Le parti d'extrême droite LS-Nase Slovensko occupe désormais 14 sièges au Parlement slovaque. Dans le quotidien libéral Sme, le politologue Grigorij Mesežnikov pointe le danger d'un pareil score, le pays n'ayant pas encore développé des instruments de protection face aux partis d'extrême droite :
«En Europe, peu de pays connaissent une situation semblable, où des partis d'extrême droite aient réussi à occuper le devant de la scène en politique. Le parti LS-Nase Slovensko est plus qu'un simple parti radical, nationaliste et europhobe du type du Front National. Les plus grands pays de l'UE ont réussi jusqu'ici à repousser ce genre de partis à la périphérie de la société. Les forces conformes au système ont développé en plus un mécanisme rendant impossible aux extrémistes de mettre en péril l'ordre démocratique. L'Allemagne en est un bon exemple. Mais en Slovaquie, on n'a pas encore développé de tels mécanismes.»
Une campagne insipide
Le quotidien libéral Dennik N est décu du niveau de la campagne électorale, dans laquelle les partis se disputent bassement les faveurs des électeurs :
«C’est le parti au pouvoir Smer qui a ouvert le bal, avec le thème fantôme des réfugiés, pourtant inexistants dans le pays. … De toutes parts on crie au loup face aux terroristes ou au diktat de Bruxelles, mais on s’arrêtera probablement aussi sec au lendemain des élections. Le nouveau cabinet devra alors assurer la présidence tournante de l’UE ; dispensé de devoir mobiliser les électeurs, il renouera probablement avec des formulations plus rationnelles. Mais les dommages faits sont déjà suffisamment considérables. … Ce fut une étrange campagne électorale, vide d’énergie. Le parti au pouvoir n’a pas formulé sa vision du pays dans les quatre années à venir. Et l’opposition s’est contentée de réagir, sans mobiliser l’opinion comme elle l'avait fait en 1998 ou en 2010, mais en employant toute son énergie à se tirer dans les pattes. Dans ces conditions, il ne faudra pas s’étonner que le gouvernement soit réélu.»

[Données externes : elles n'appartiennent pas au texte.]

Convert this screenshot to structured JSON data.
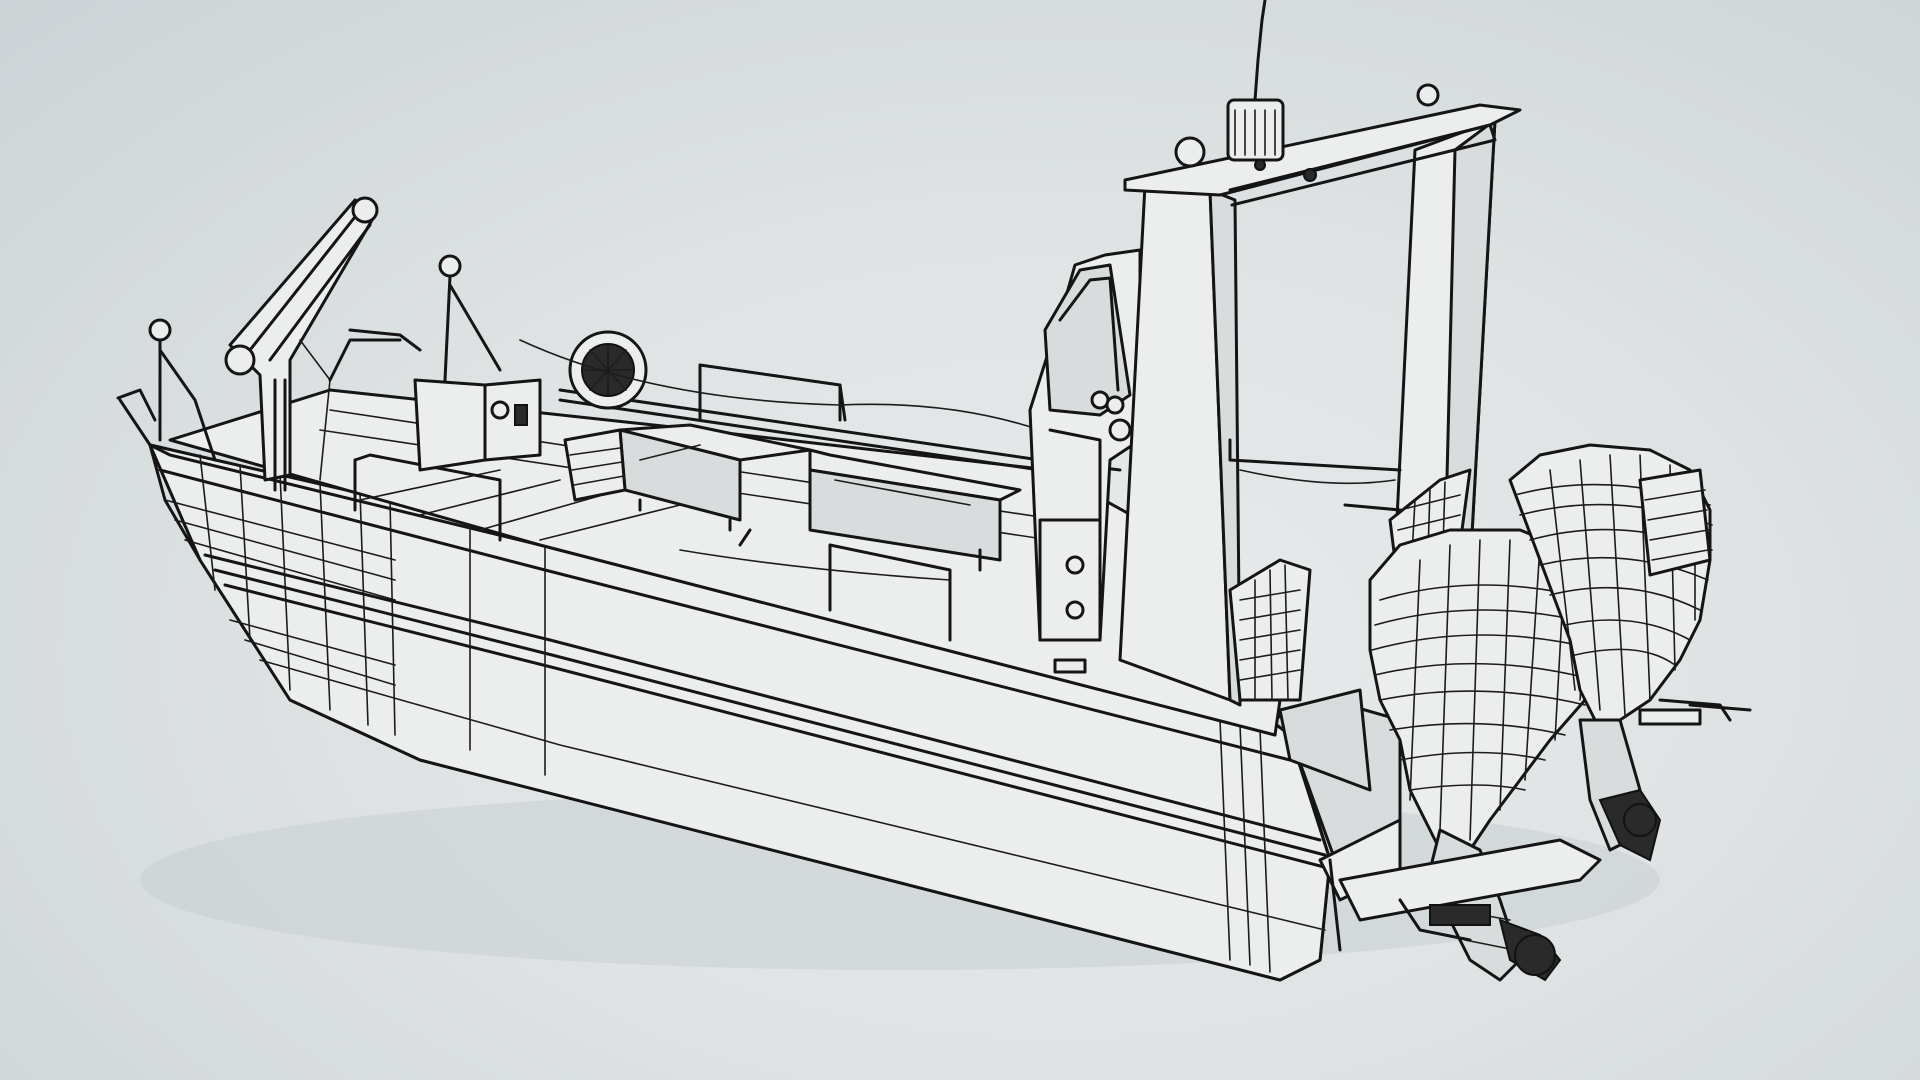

Un vent nouveau ferait du bien à Bratislava
Un changement de gouvernement ferait du bien au pays, écrit le quotidien économique libéral Hospodářské noviny :
«Ces quatre dernières années, Fico a gouverné tout seul. Son parti Smer a enregistré aux élections le score record de 44 pour cent. La Slovaquie postcommuniste n’a jamais connu une telle concentration de pouvoir. C’est pourquoi ces élections sont aussi un référendum sur Fico. Et c’est aussi pourquoi il a tout fait pour les remporter. … Pourtant, les derniers sondages font état d’une baisse de sa cote de popularité. Il se peut qu’en dépit du thème des réfugiés, il ne puisse pas gouverner sans partenaire. … Fico a marqué l’image de la Slovaquie ces dix dernières années. C’est fatigant. Si le pays veut préserver ce qu'il lui reste de sa santé mentale, il devrait pouvoir changer de gouvernement. Ne serait-ce que par autodéfense.»